The International Air Transport Association’s (IATA) annual Global Passenger Survey has revealed growing confidence in biometric identification. The results are based on over 8,000 responses from more than 200 countries.
In the last 12 months, 46% of passengers used biometrics at the airport, up from 34% in 2022. Furthermore, IATA’s survey says 75% of passengers prefer using biometric data over traditional passports and boarding passes. Of those who’ve used biometric identification during their travels, 46% reported an 85% satisfaction rate.
The days of widespread passenger mistrust are a distant memory, fueled in part by a better travel experience and the use of biometrics in other consumer markets and technology, however, some concerns remain. Indeed, data protection remains a concern for half of the travelers surveyed, and 40% said they would be more open to biometric solutions if they were confident that their personal information is secure – an increase from 33% in 2022.

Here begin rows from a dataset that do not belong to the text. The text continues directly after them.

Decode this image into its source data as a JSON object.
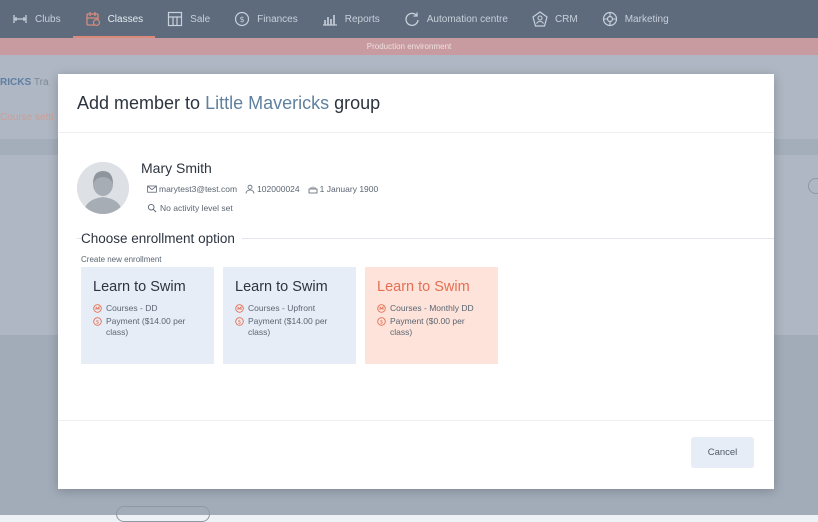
{
  "nav": {
    "items": [
      {
        "label": "Clubs",
        "icon": "clubs-icon"
      },
      {
        "label": "Classes",
        "icon": "classes-icon",
        "active": true
      },
      {
        "label": "Sale",
        "icon": "sale-icon"
      },
      {
        "label": "Finances",
        "icon": "finances-icon"
      },
      {
        "label": "Reports",
        "icon": "reports-icon"
      },
      {
        "label": "Automation centre",
        "icon": "automation-icon"
      },
      {
        "label": "CRM",
        "icon": "crm-icon"
      },
      {
        "label": "Marketing",
        "icon": "marketing-icon"
      }
    ]
  },
  "env_banner": "Production environment",
  "background": {
    "breadcrumb_group": "RICKS",
    "breadcrumb_rest": "Tra",
    "course_settings_link": "Course setti"
  },
  "modal": {
    "title_prefix": "Add member to",
    "group_name": "Little Mavericks",
    "title_suffix": "group",
    "member": {
      "name": "Mary Smith",
      "email": "marytest3@test.com",
      "member_id": "102000024",
      "birth_date": "1 January 1900",
      "activity_level": "No activity level set"
    },
    "section_title": "Choose enrollment option",
    "section_subtitle": "Create new enrollment",
    "options": [
      {
        "title": "Learn to Swim",
        "course": "Courses - DD",
        "payment": "Payment ($14.00 per class)",
        "selected": false
      },
      {
        "title": "Learn to Swim",
        "course": "Courses - Upfront",
        "payment": "Payment ($14.00 per class)",
        "selected": false
      },
      {
        "title": "Learn to Swim",
        "course": "Courses - Monthly DD",
        "payment": "Payment ($0.00 per class)",
        "selected": true
      }
    ],
    "cancel_label": "Cancel"
  },
  "colors": {
    "nav_bg": "#5d6b7d",
    "env_banner": "#c79b9f",
    "group_link": "#60809f",
    "selected_card_bg": "#fde3da",
    "selected_card_title": "#e56f53",
    "card_bg": "#e6edf6",
    "option_icon": "#e56f53"
  }
}
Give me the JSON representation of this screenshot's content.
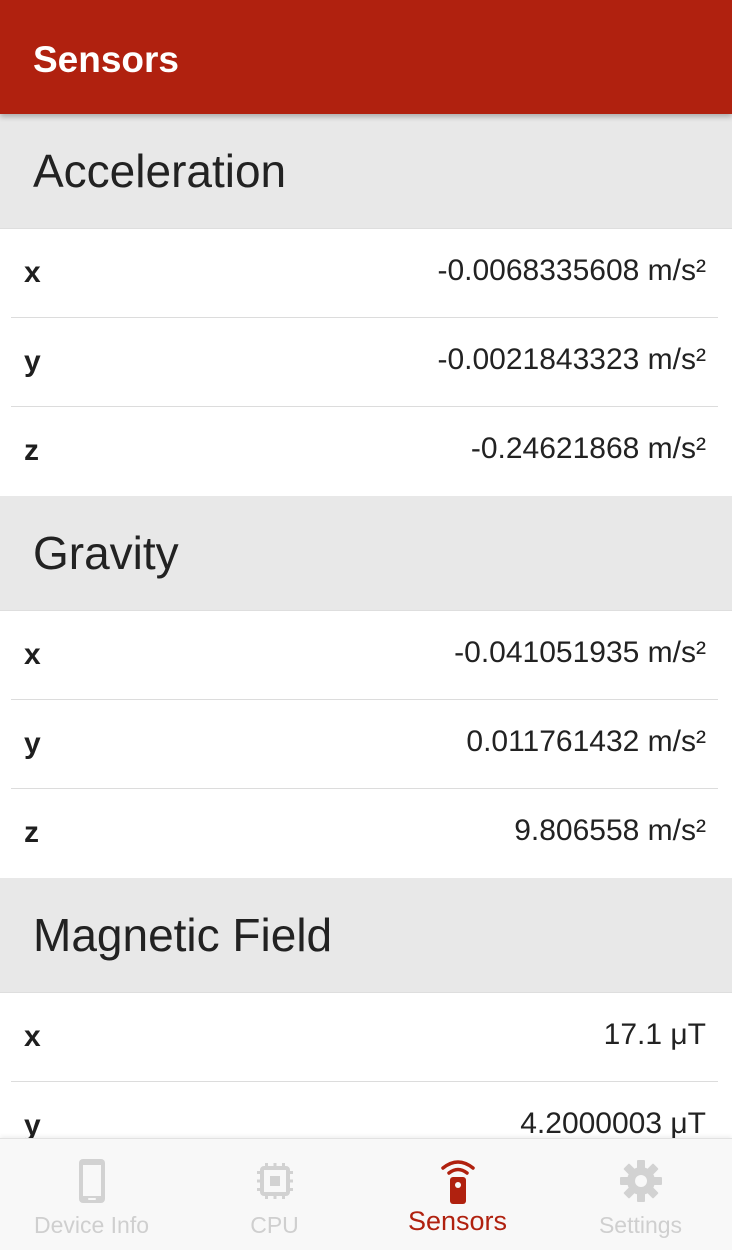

Nick Careen, senior vice president for operations, safety and security at IATA, commented, “Passengers want technology to work harder, so they spend less time ‘being processed’, standing in queues. And they are willing to use biometric data if it delivers this result. But we need cooperation across the value chain and with governments to make it happen with secure technology that is available today.”
IATA’s One ID initiative uses biometrics so passengers don’t need to stand in queues on departure or on arrival. The latest advancement, IATA’s newly developed ‘Digitalization of Admissibility’ standards, provides a mechanism to enable passengers to digitally obtain all necessary pre-travel authorizations directly from governments before their trip. With their ‘OK to Fly’ status shared with the airline, travelers can bypass all on-airport document verifications and enjoy an expedited travel process.
“We have the standards and technology to radically improve the international travel experience,” continued Careen. “But we can only move at the pace that governments allow within their regulations. That’s why a top priority in realizing seamless One ID-enabled travel is working with governments to demonstrate that border control can be more secure even while making passenger travel more convenient.”